Visiting faculty

Julian Brave NoiseCat

Visiting Fellow, Center for Racial Justice

Julian Brave NoiseCat is a visiting fellow at the Gerald R. Ford School of Public Policy's Center for Racial Justice. A member of the Canim Lake Band Tsq’escen and a descendant of the Lil’Wat Nation of Mount Currie, he is a writer and filmmaker currently based in the Pacific Northwest. A fellow of New America and the Type Media Center and a columnist for Canada's National Observer, his writing has appeared in numerous publications including The New York Times, The Washington Post and The New Yorker.
 
His first book, We Survived the Night, will be published by Alfred A. Knopf in North America, Profile Books in the United Kingdom and Commonwealth, Albin Michel in France and Aufbau Verlag in Germany. The book braids together reportage from Native communities in the United States and Canada with memoir and family history to reframe narratives about Indigenous peoples today.
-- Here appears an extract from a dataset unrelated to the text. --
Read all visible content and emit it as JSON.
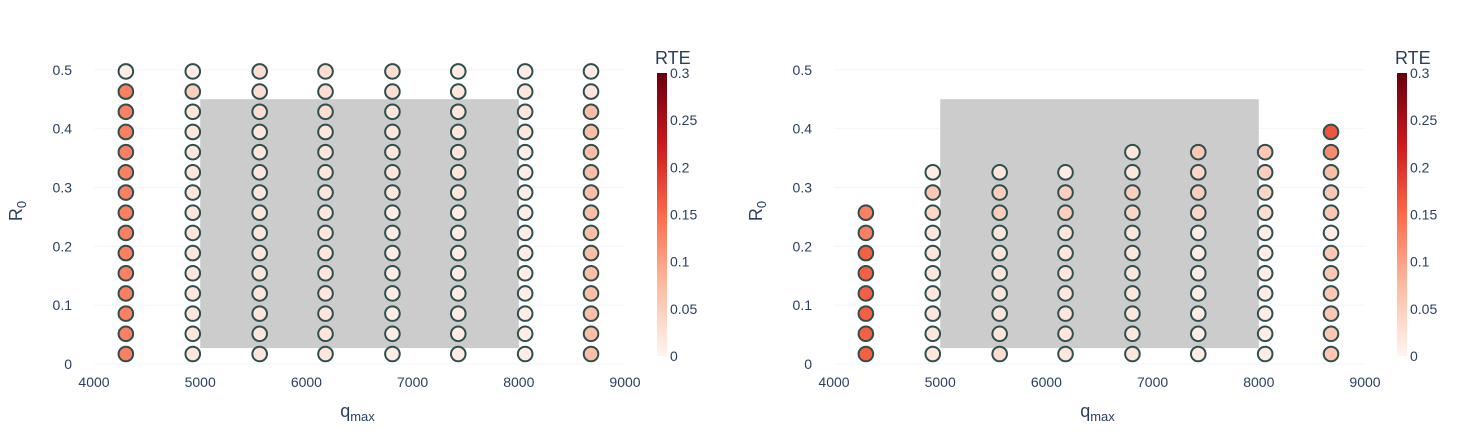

He is concurrently co-directing his first documentary, which follows the search for and excavation of unmarked graves at the Indian residential school his family was sent to in Williams Lake, British Columbia.
 
NoiseCat's work has been recognized with numerous awards including the American Mosaic Journalism Prize, which honors "excellence in long-form, narrative or deep reporting on stories about underrepresented and/or misrepresented groups in the present American landscape." In 2021, he was named to the TIME100 Next list of emerging leaders alongside the starting point guard of his fantasy basketball team, Luka Doncic. And in 2022, NoiseCat gave the commencement charge to the University of Michigan's Ford School of Public Policy.